Pemerintah memperkirakan nilai insentif perpajakan pada 2025 senilai Rp530,3 triliun atau 2,23% dari produk domestik bruto (PDB). Angka tersebut utamanya dalam bentuk belanja Pajak Pertambahan Nilai (PPN) yang mencapai Rp343,3 triliun dan belanja Pajak Penghasilan (PPh) senilai Rp130,3 triliun.

Sedikitnya, kata Purbaya, ada enam jenis insentif pajak yang digelontorkan untuk menjaga perekonomian dan mendukung keberlangsungan program prioritas pemerintah sepanjang 2025.

Pertama, insentif PPN dibebaskan untuk bahan makanan mencapai Rp77,3 triliun. Jumlah itu terdiri atas PPN dibebaskan untuk barang-barang kebutuhan pokok seperti beras, jagung, kedelai, gula, susu segar, kacang-kacangan, unggas senilai Rp51,5 triliun, serta PPN dibebaskan atas barang hasil perikanan dan kelautan sebesar Rp25,7 triliun.

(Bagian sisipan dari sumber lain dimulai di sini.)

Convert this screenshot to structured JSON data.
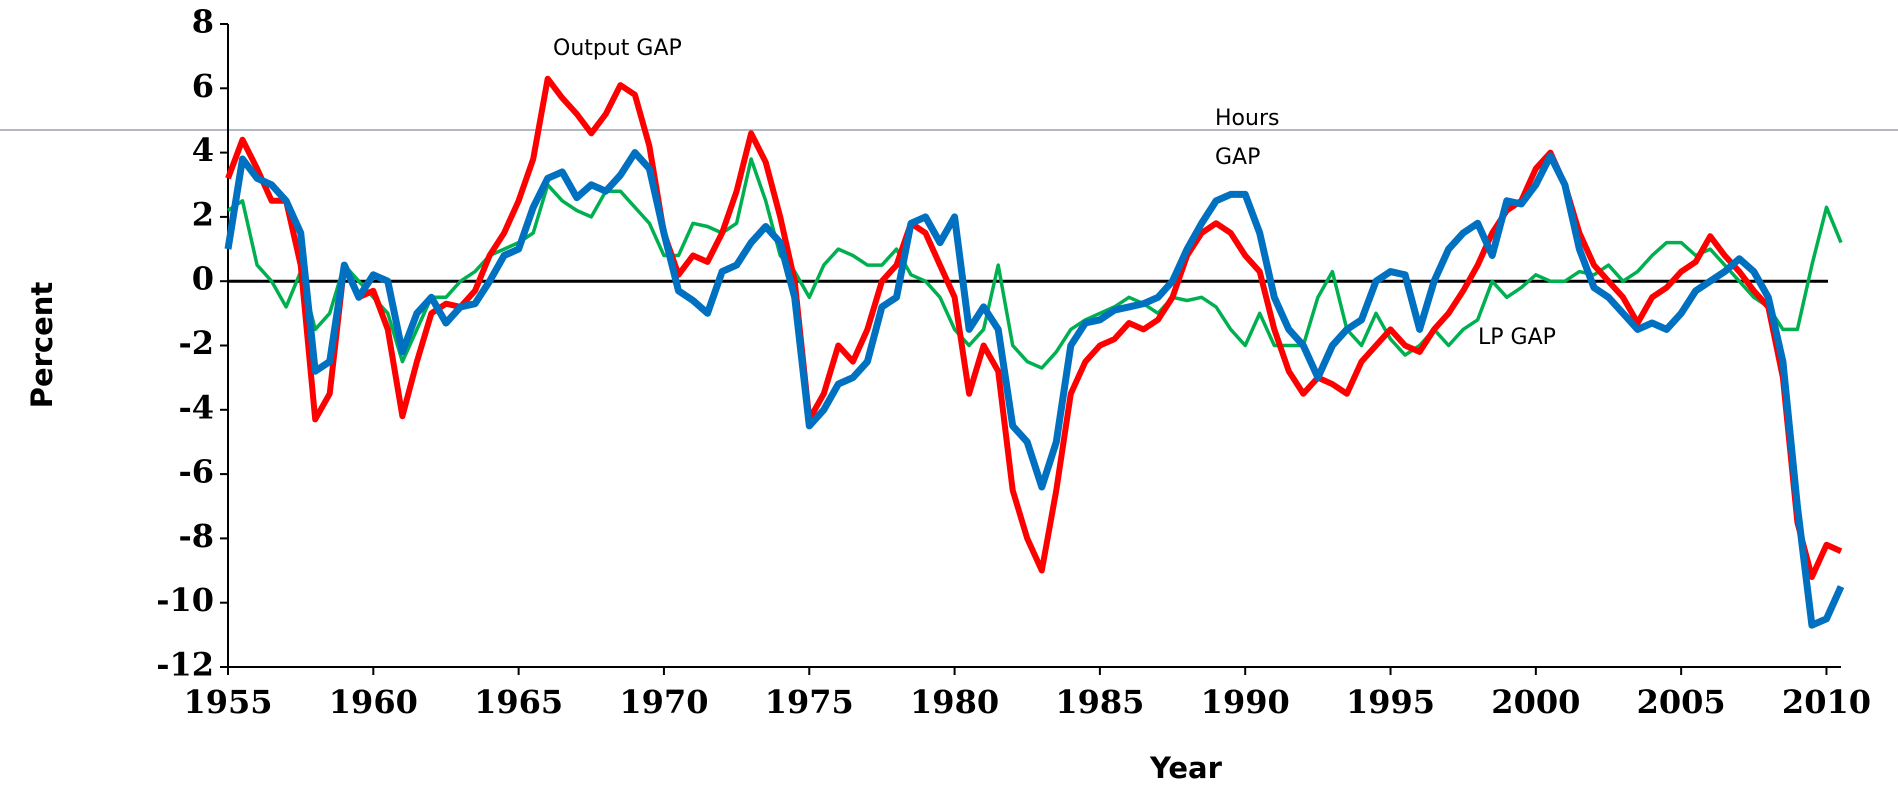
{
  "chart_data": {
    "type": "line",
    "x_label": "Year",
    "y_label": "Percent",
    "annotations": [
      "Output GAP",
      "Hours",
      "GAP",
      "LP GAP"
    ],
    "xlim": [
      1955,
      2010.5
    ],
    "xticks": [
      1955,
      1960,
      1965,
      1970,
      1975,
      1980,
      1985,
      1990,
      1995,
      2000,
      2005,
      2010
    ],
    "ylim": [
      -12,
      8
    ],
    "yticks": [
      -12,
      -10,
      -8,
      -6,
      -4,
      -2,
      0,
      2,
      4,
      6,
      8
    ],
    "zero_line": true,
    "x": [
      1955,
      1955.5,
      1956,
      1956.5,
      1957,
      1957.5,
      1958,
      1958.5,
      1959,
      1959.5,
      1960,
      1960.5,
      1961,
      1961.5,
      1962,
      1962.5,
      1963,
      1963.5,
      1964,
      1964.5,
      1965,
      1965.5,
      1966,
      1966.5,
      1967,
      1967.5,
      1968,
      1968.5,
      1969,
      1969.5,
      1970,
      1970.5,
      1971,
      1971.5,
      1972,
      1972.5,
      1973,
      1973.5,
      1974,
      1974.5,
      1975,
      1975.5,
      1976,
      1976.5,
      1977,
      1977.5,
      1978,
      1978.5,
      1979,
      1979.5,
      1980,
      1980.5,
      1981,
      1981.5,
      1982,
      1982.5,
      1983,
      1983.5,
      1984,
      1984.5,
      1985,
      1985.5,
      1986,
      1986.5,
      1987,
      1987.5,
      1988,
      1988.5,
      1989,
      1989.5,
      1990,
      1990.5,
      1991,
      1991.5,
      1992,
      1992.5,
      1993,
      1993.5,
      1994,
      1994.5,
      1995,
      1995.5,
      1996,
      1996.5,
      1997,
      1997.5,
      1998,
      1998.5,
      1999,
      1999.5,
      2000,
      2000.5,
      2001,
      2001.5,
      2002,
      2002.5,
      2003,
      2003.5,
      2004,
      2004.5,
      2005,
      2005.5,
      2006,
      2006.5,
      2007,
      2007.5,
      2008,
      2008.5,
      2009,
      2009.5,
      2010,
      2010.5
    ],
    "series": [
      {
        "color": "#00b050",
        "width": 3.5,
        "values": [
          2.2,
          2.5,
          0.5,
          0.0,
          -0.8,
          0.3,
          -1.5,
          -1.0,
          0.5,
          0.0,
          -0.5,
          -1.0,
          -2.5,
          -1.5,
          -0.5,
          -0.5,
          0.0,
          0.3,
          0.8,
          1.0,
          1.2,
          1.5,
          3.0,
          2.5,
          2.2,
          2.0,
          2.8,
          2.8,
          2.3,
          1.8,
          0.8,
          0.8,
          1.8,
          1.7,
          1.5,
          1.8,
          3.8,
          2.5,
          0.8,
          0.3,
          -0.5,
          0.5,
          1.0,
          0.8,
          0.5,
          0.5,
          1.0,
          0.2,
          0.0,
          -0.5,
          -1.5,
          -2.0,
          -1.5,
          0.5,
          -2.0,
          -2.5,
          -2.7,
          -2.2,
          -1.5,
          -1.2,
          -1.0,
          -0.8,
          -0.5,
          -0.7,
          -1.0,
          -0.5,
          -0.6,
          -0.5,
          -0.8,
          -1.5,
          -2.0,
          -1.0,
          -2.0,
          -2.0,
          -2.0,
          -0.5,
          0.3,
          -1.5,
          -2.0,
          -1.0,
          -1.8,
          -2.3,
          -2.0,
          -1.5,
          -2.0,
          -1.5,
          -1.2,
          0.0,
          -0.5,
          -0.2,
          0.2,
          0.0,
          0.0,
          0.3,
          0.2,
          0.5,
          0.0,
          0.3,
          0.8,
          1.2,
          1.2,
          0.8,
          1.0,
          0.5,
          0.0,
          -0.5,
          -0.8,
          -1.5,
          -1.5,
          0.5,
          2.3,
          1.2
        ]
      },
      {
        "color": "#ff0000",
        "width": 6,
        "values": [
          3.2,
          4.4,
          3.5,
          2.5,
          2.5,
          0.5,
          -4.3,
          -3.5,
          0.5,
          -0.5,
          -0.3,
          -1.5,
          -4.2,
          -2.5,
          -1.0,
          -0.7,
          -0.8,
          -0.3,
          0.8,
          1.5,
          2.5,
          3.8,
          6.3,
          5.7,
          5.2,
          4.6,
          5.2,
          6.1,
          5.8,
          4.2,
          1.5,
          0.2,
          0.8,
          0.6,
          1.5,
          2.8,
          4.6,
          3.7,
          2.0,
          0.0,
          -4.3,
          -3.5,
          -2.0,
          -2.5,
          -1.5,
          0.0,
          0.5,
          1.8,
          1.5,
          0.5,
          -0.5,
          -3.5,
          -2.0,
          -2.8,
          -6.5,
          -8.0,
          -9.0,
          -6.5,
          -3.5,
          -2.5,
          -2.0,
          -1.8,
          -1.3,
          -1.5,
          -1.2,
          -0.5,
          0.8,
          1.5,
          1.8,
          1.5,
          0.8,
          0.3,
          -1.5,
          -2.8,
          -3.5,
          -3.0,
          -3.2,
          -3.5,
          -2.5,
          -2.0,
          -1.5,
          -2.0,
          -2.2,
          -1.5,
          -1.0,
          -0.3,
          0.5,
          1.5,
          2.2,
          2.5,
          3.5,
          4.0,
          3.0,
          1.5,
          0.5,
          0.0,
          -0.5,
          -1.3,
          -0.5,
          -0.2,
          0.3,
          0.6,
          1.4,
          0.8,
          0.3,
          -0.3,
          -0.8,
          -3.0,
          -7.5,
          -9.2,
          -8.2,
          -8.4
        ]
      },
      {
        "color": "#0070c0",
        "width": 7,
        "values": [
          1.0,
          3.8,
          3.2,
          3.0,
          2.5,
          1.5,
          -2.8,
          -2.5,
          0.5,
          -0.5,
          0.2,
          0.0,
          -2.2,
          -1.0,
          -0.5,
          -1.3,
          -0.8,
          -0.7,
          0.0,
          0.8,
          1.0,
          2.3,
          3.2,
          3.4,
          2.6,
          3.0,
          2.8,
          3.3,
          4.0,
          3.5,
          1.5,
          -0.3,
          -0.6,
          -1.0,
          0.3,
          0.5,
          1.2,
          1.7,
          1.2,
          -0.5,
          -4.5,
          -4.0,
          -3.2,
          -3.0,
          -2.5,
          -0.8,
          -0.5,
          1.8,
          2.0,
          1.2,
          2.0,
          -1.5,
          -0.8,
          -1.5,
          -4.5,
          -5.0,
          -6.4,
          -5.0,
          -2.0,
          -1.3,
          -1.2,
          -0.9,
          -0.8,
          -0.7,
          -0.5,
          0.0,
          1.0,
          1.8,
          2.5,
          2.7,
          2.7,
          1.5,
          -0.5,
          -1.5,
          -2.0,
          -3.0,
          -2.0,
          -1.5,
          -1.2,
          0.0,
          0.3,
          0.2,
          -1.5,
          0.0,
          1.0,
          1.5,
          1.8,
          0.8,
          2.5,
          2.4,
          3.0,
          3.9,
          3.0,
          1.0,
          -0.2,
          -0.5,
          -1.0,
          -1.5,
          -1.3,
          -1.5,
          -1.0,
          -0.3,
          0.0,
          0.3,
          0.7,
          0.3,
          -0.5,
          -2.5,
          -7.0,
          -10.7,
          -10.5,
          -9.5
        ]
      }
    ]
  }
}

Kedua, insentif pajak untuk sektor pendidikan mencapai Rp25,3 triliun. Nominal itu mencakup PPN dibebaskan atas jasa pendidikan sebesar Rp23,3 triliun, PPN dibebaskan atas buku pelajaran sebesar Rp506 miliar, dan insentif lainnya Rp1,5 triliun.

Ketiga, insentif untuk sektor transportasi mencapai Rp39,7 triliun. Insentif pajak itu meliputi PPN dibebaskan atas jasa angkutan umum Rp22,4 triliun, tarif khusus PPN untuk jasa freight forwarding Rp6,2 triliun.

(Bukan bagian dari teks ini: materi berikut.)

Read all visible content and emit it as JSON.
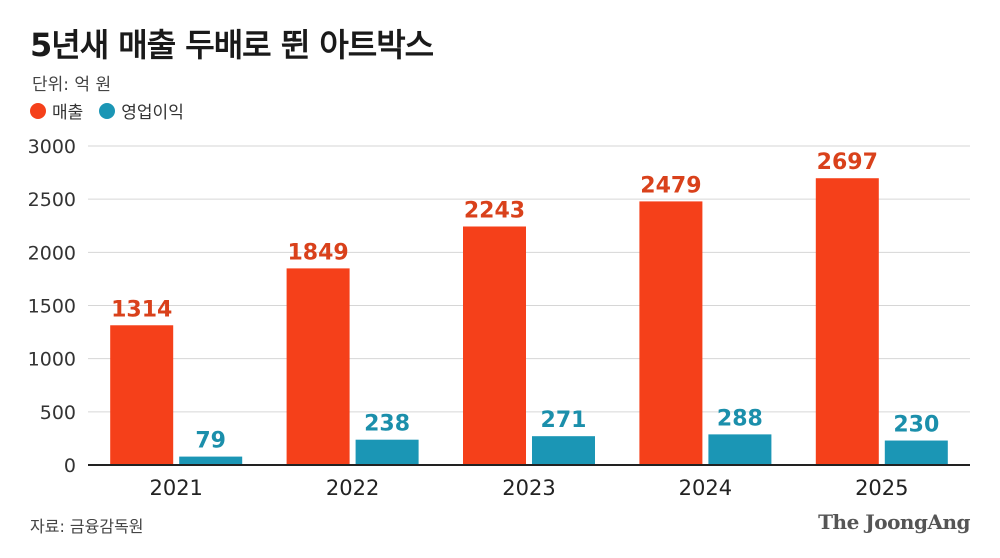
{
  "header": {
    "title": "5년새 매출 두배로 뛴 아트박스",
    "unit": "단위: 억 원"
  },
  "colors": {
    "sales": "#f5401a",
    "operating_profit": "#1b96b5",
    "sales_label": "#d9411b",
    "profit_label": "#1b8fab",
    "grid": "#d6d6d6",
    "axis": "#222222"
  },
  "chart_data": {
    "type": "bar",
    "title": "5년새 매출 두배로 뛴 아트박스",
    "unit_label": "단위: 억 원",
    "categories": [
      "2021",
      "2022",
      "2023",
      "2024",
      "2025"
    ],
    "series": [
      {
        "name": "매출",
        "values": [
          1314,
          1849,
          2243,
          2479,
          2697
        ]
      },
      {
        "name": "영업이익",
        "values": [
          79,
          238,
          271,
          288,
          230
        ]
      }
    ],
    "yticks": [
      "0",
      "500",
      "1000",
      "1500",
      "2000",
      "2500",
      "3000"
    ],
    "ylim": [
      0,
      3000
    ],
    "xlabel": "",
    "ylabel": "",
    "grid": true,
    "legend_position": "top-left"
  },
  "footer": {
    "source": "자료: 금융감독원",
    "brand": "The JoongAng"
  }
}
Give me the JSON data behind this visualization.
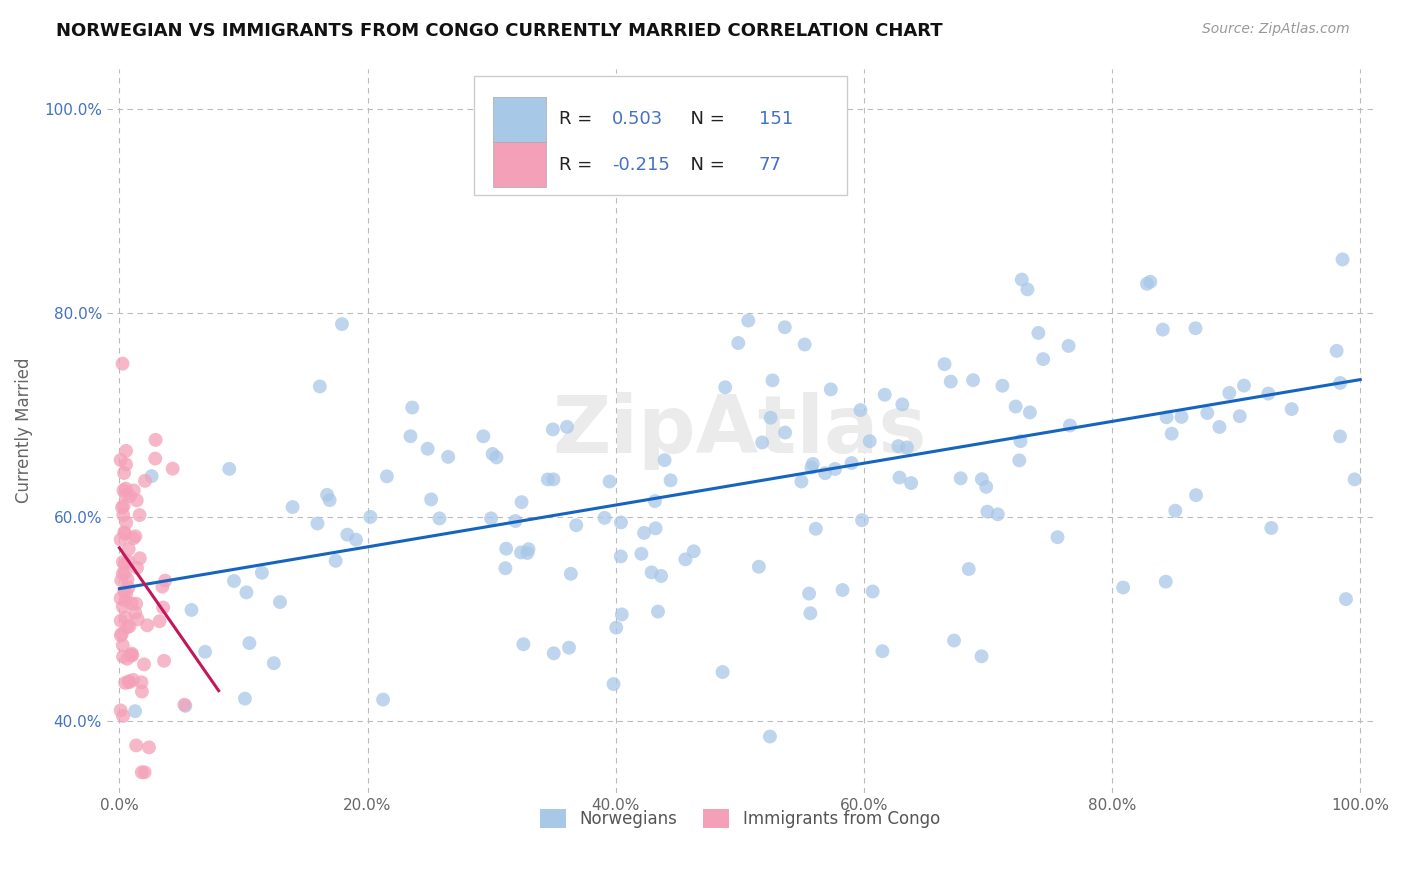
{
  "title": "NORWEGIAN VS IMMIGRANTS FROM CONGO CURRENTLY MARRIED CORRELATION CHART",
  "source_text": "Source: ZipAtlas.com",
  "ylabel": "Currently Married",
  "xlim": [
    -0.01,
    1.01
  ],
  "ylim": [
    0.33,
    1.04
  ],
  "xticks": [
    0.0,
    0.2,
    0.4,
    0.6,
    0.8,
    1.0
  ],
  "xticklabels": [
    "0.0%",
    "20.0%",
    "40.0%",
    "60.0%",
    "80.0%",
    "100.0%"
  ],
  "yticks": [
    0.4,
    0.6,
    0.8,
    1.0
  ],
  "yticklabels": [
    "40.0%",
    "60.0%",
    "80.0%",
    "100.0%"
  ],
  "legend_labels": [
    "Norwegians",
    "Immigrants from Congo"
  ],
  "blue_color": "#A8C8E8",
  "pink_color": "#F4A0B8",
  "blue_line_color": "#1565C0",
  "pink_line_color": "#C2185B",
  "blue_R": 0.503,
  "blue_N": 151,
  "pink_R": -0.215,
  "pink_N": 77,
  "blue_line_x0": 0.0,
  "blue_line_y0": 0.53,
  "blue_line_x1": 1.0,
  "blue_line_y1": 0.735,
  "pink_line_x0": 0.0,
  "pink_line_y0": 0.57,
  "pink_line_x1": 0.08,
  "pink_line_y1": 0.43,
  "background_color": "#FFFFFF",
  "watermark_color": "#EBEBEB",
  "watermark_text": "ZipAtlas"
}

Keempat, insentif pajak untuk sektor kesehatan mencapai Rp15,1 triliun. Insentif ini berupa PPN tidak dikenakan atas jasa kesehatan medis sebesar Rp13,7 triliun, serta insentif lainnya Rp1,4 triliun.

Kelima, insentif untuk mendukung UMKM mencapai Rp96,4 triliun. Insentif ini diberikan dalam bentuk PPN tidak dipungut untuk UMKM senilai Rp59,7 triliun dan PPh Final UMKM sebesar Rp30 triliun.

Keenam, pemerintah juga memberikan insentif tax holiday dan tax allowance untuk mendorong masuknya investasi ke Indonesia. Perkiraan belanja perpajakan untuk insentif tersebut mencapai Rp7,1 triliun.

Selama periode 2020 hingga Februari 2026, insentif tax holiday berhasil menarik realisasi investasi senilai Rp590 triliun. Sementara itu, berkat tax allowance, investor merealisasikan penanaman modalnya senilai Rp42 triliun.